"Cinder", Marissa Meyer

Wznowienie "Sagi Księżycowej" przez wydawnictwo SQN oraz przeczytanie "Fairest" zmotywowało mnie do powrotu do powyższej serii. Chciałam na świeżo spojrzeć na wydarzenia z poszczególnych tomów oraz spojrzeć na motywacje poszczególnych postaci z zupełnie nowej perspektywy. Dlatego też sięgnęłam po "Cinder", którą głównie słuchałam w audiobooku.
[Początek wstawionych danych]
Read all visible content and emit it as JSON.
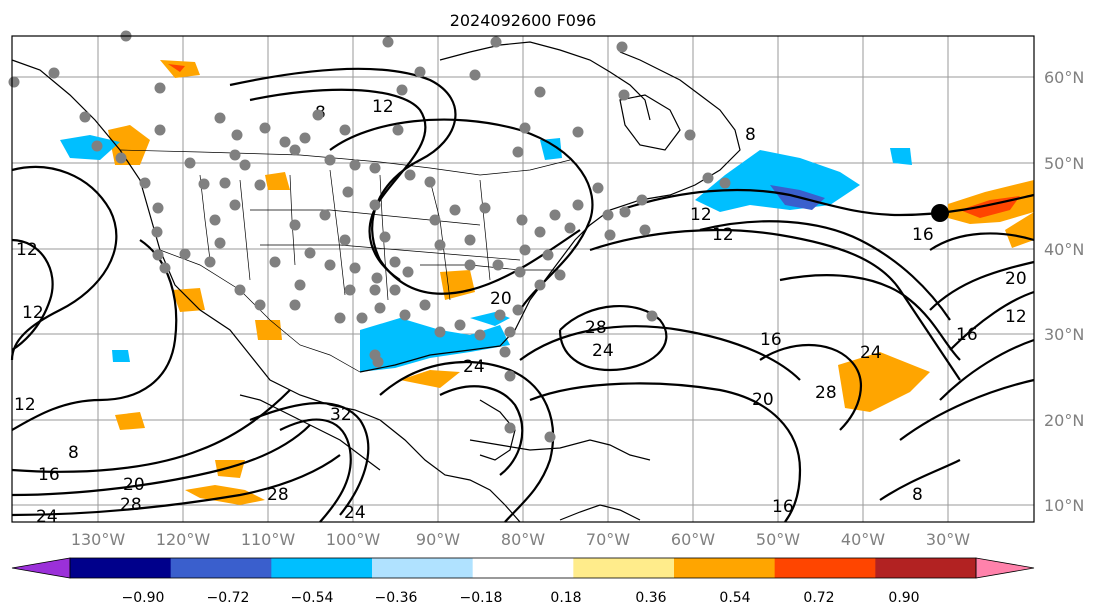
{
  "title": "2024092600 F096",
  "lat_labels": [
    "60°N",
    "50°N",
    "40°N",
    "30°N",
    "20°N",
    "10°N"
  ],
  "lon_labels": [
    "130°W",
    "120°W",
    "110°W",
    "100°W",
    "90°W",
    "80°W",
    "70°W",
    "60°W",
    "50°W",
    "40°W",
    "30°W"
  ],
  "contour_labels": [
    "8",
    "12",
    "12",
    "12",
    "8",
    "12",
    "16",
    "12",
    "20",
    "28",
    "24",
    "24",
    "32",
    "28",
    "20",
    "8",
    "16",
    "28",
    "12",
    "16",
    "20",
    "24",
    "28",
    "16",
    "12",
    "20",
    "24",
    "24",
    "16",
    "8"
  ],
  "colorbar": {
    "ticks": [
      "−0.90",
      "−0.72",
      "−0.54",
      "−0.36",
      "−0.18",
      "0.18",
      "0.36",
      "0.54",
      "0.72",
      "0.90"
    ],
    "colors": [
      "#9b30d9",
      "#00008b",
      "#3a5fcd",
      "#00bfff",
      "#b0e2ff",
      "#ffffff",
      "#ffec8b",
      "#ffa500",
      "#ff4500",
      "#b22222",
      "#ff82ab"
    ]
  },
  "colors": {
    "grid": "#9a9a9a",
    "station": "#808080",
    "land_text": "#808080"
  }
}
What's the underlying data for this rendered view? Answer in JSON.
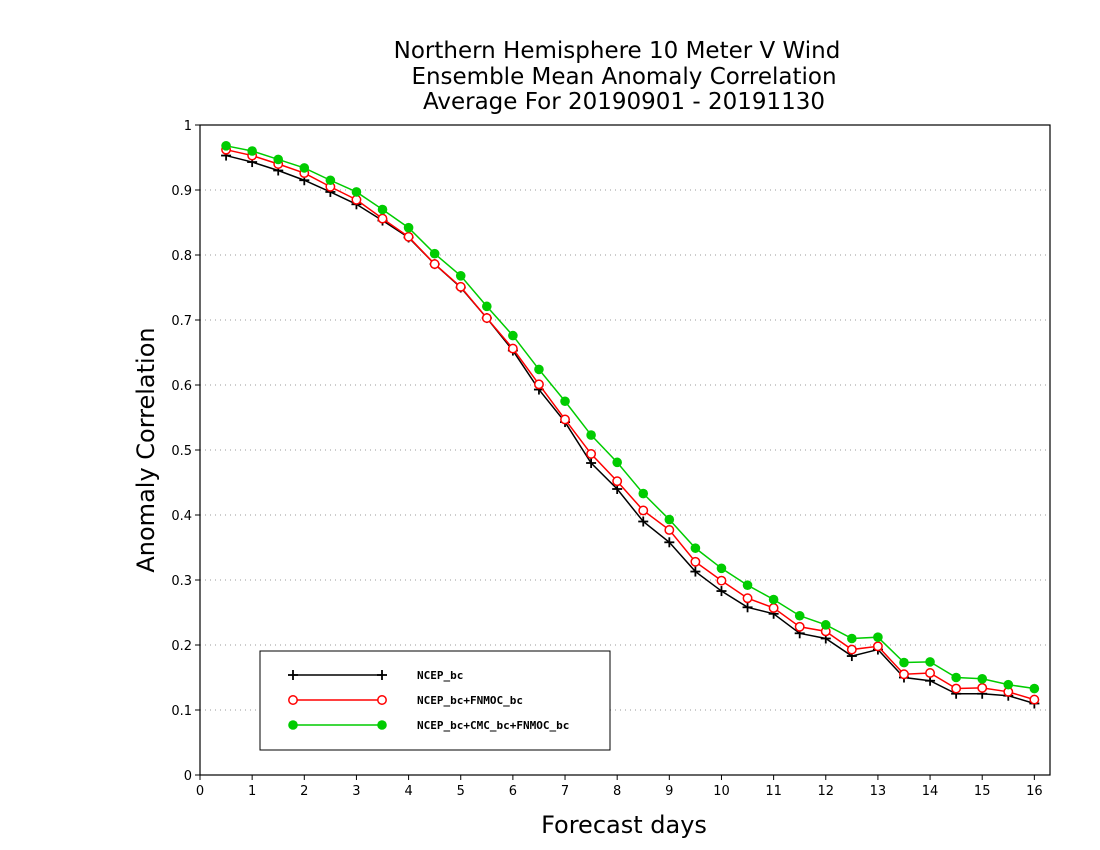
{
  "chart_data": {
    "type": "line",
    "title_lines": [
      "Northern Hemisphere 10 Meter V Wind",
      "Ensemble Mean Anomaly Correlation",
      "Average For 20190901 - 20191130"
    ],
    "xlabel": "Forecast days",
    "ylabel": "Anomaly Correlation",
    "xlim": [
      0,
      16.3
    ],
    "ylim": [
      0,
      1
    ],
    "xticks": [
      "0",
      "1",
      "2",
      "3",
      "4",
      "5",
      "6",
      "7",
      "8",
      "9",
      "10",
      "11",
      "12",
      "13",
      "14",
      "15",
      "16"
    ],
    "yticks": [
      "0",
      "0.1",
      "0.2",
      "0.3",
      "0.4",
      "0.5",
      "0.6",
      "0.7",
      "0.8",
      "0.9",
      "1"
    ],
    "grid": "horizontal dotted",
    "legend_position": "bottom-left",
    "x": [
      0.5,
      1,
      1.5,
      2,
      2.5,
      3,
      3.5,
      4,
      4.5,
      5,
      5.5,
      6,
      6.5,
      7,
      7.5,
      8,
      8.5,
      9,
      9.5,
      10,
      10.5,
      11,
      11.5,
      12,
      12.5,
      13,
      13.5,
      14,
      14.5,
      15,
      15.5,
      16
    ],
    "series": [
      {
        "name": "NCEP_bc",
        "color": "#000000",
        "marker": "plus",
        "values": [
          0.953,
          0.943,
          0.93,
          0.915,
          0.897,
          0.878,
          0.853,
          0.827,
          0.786,
          0.75,
          0.703,
          0.653,
          0.593,
          0.543,
          0.48,
          0.44,
          0.39,
          0.358,
          0.313,
          0.283,
          0.258,
          0.248,
          0.218,
          0.21,
          0.183,
          0.193,
          0.15,
          0.145,
          0.125,
          0.125,
          0.122,
          0.11
        ]
      },
      {
        "name": "NCEP_bc+FNMOC_bc",
        "color": "#ff0000",
        "marker": "open-circle",
        "values": [
          0.962,
          0.953,
          0.94,
          0.926,
          0.905,
          0.885,
          0.856,
          0.828,
          0.786,
          0.751,
          0.703,
          0.656,
          0.601,
          0.547,
          0.494,
          0.452,
          0.407,
          0.377,
          0.328,
          0.299,
          0.272,
          0.257,
          0.228,
          0.221,
          0.193,
          0.198,
          0.155,
          0.157,
          0.133,
          0.134,
          0.128,
          0.116
        ]
      },
      {
        "name": "NCEP_bc+CMC_bc+FNMOC_bc",
        "color": "#00cc00",
        "marker": "filled-circle",
        "values": [
          0.968,
          0.96,
          0.947,
          0.934,
          0.915,
          0.897,
          0.87,
          0.842,
          0.802,
          0.768,
          0.721,
          0.676,
          0.624,
          0.575,
          0.523,
          0.481,
          0.433,
          0.393,
          0.349,
          0.318,
          0.292,
          0.27,
          0.245,
          0.231,
          0.21,
          0.212,
          0.173,
          0.174,
          0.15,
          0.148,
          0.139,
          0.133
        ]
      }
    ]
  }
}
Cinder jest uzdolnionym mechanikiem, jednak na jakość jej życia wpływa fakt, że jest cyborgiem. To powoduje, że w swojej społeczności spotyka się z niechęcią i dyskryminacją, ponieważ należy do obywateli drugiej kategorii. Jej przeszłość jest owiana tajemnicą, a macocha Cinder darzy ją dozgonną nienawiścią oraz wini ją za chorobę przyrodniej siostry. Jednak w pewnym momencie jej życie odmienia się za sprawą księcia Kaia, przez co dziewczyna wpada w sam środek międygwiezdnych intryg. W pewnym momencie nasza główna bohaterka musi wybrać między lojalnością wobec swojego władzy i kraju a pragnieniem wolności. 

O tej książce mogliście już przeczytać w mojej notce pt. "Cinder", Marissa Meyer, w której miałam trochę zastrzeżeń co do samej historii - przeszkadzało mi chociażby słabe zarysowanie tła, przez co nie było wiadomo nic np. o obronności nie tylko poszczególnych wspólnot/krajów. W dodatku relacja Kaia z Cinder wydawała mi się wydmuszką, a Kai puszczonym w samopas chłopaczkiem z zamożnej rodziny, który zakochał się w mechaniczce, którą poznał szukając kogoś, kto naprawi jego sprzęt. O tym wszystkim możecie nieco bardziej szczegółowo przeczytać w notce, którą podlinkowałam Wam wyżej. 

Sięgając do tej książki ponownie zauważyłam, że moje zastrzeżenia nie zniknęły, jednak nadal dobrze się bawiłam przy tej historii. Dodatkowo tym razem dużo łatwiej było mi wychwycić pewne niuanse w niektórych scenach oraz zrozumieć motywy konkretnych postaci (nawet tych dalszoplanowych - a może szczególnie tych). I mimo tego, że moim zdaniem "Cinder" mogłaby być nieco bardziej dopracowana, to w momencie, kiedy sobie odpuszczę analizowanie i traktuję tę historię jak baśń to zupełnie inaczej ją odbieram. W tym wypadku widzę chociażby historię o walce dobra ze złem oraz opowieść o dyskryminacji, a także o tym do czego może doprowadzić chora rządza władzy. Ta powieść ma w moich oczach swoje niedociągnięcia, ale płynie z niej słodkogorzki przekaz, który trafia do mnie za każdym razem, kiedy wracam do tej historii - i pewnie jeszcze nie raz to zrobię. 

Tak w ogóle to jeszcze jakieś 2 - 3 lata temu myślałam o tym, że fajnie byłoby mieć córkę, której mogłabym polecić tę serię. Tymczasem dziś kiedy piszę te słowa za ścianą śpi moja niespełna roczna córeczka, która lubi przeglądać książeczki. To daje mi nadzieję na to, że wyrośnie z niej dziewczyna, która za paręnaście lat chętnie sięgnie m. in. po "Sagę Księżycową".

Dajcie znać czy znacie ten cykl i czy macie takie książki, do których wróciliście więcej niż raz.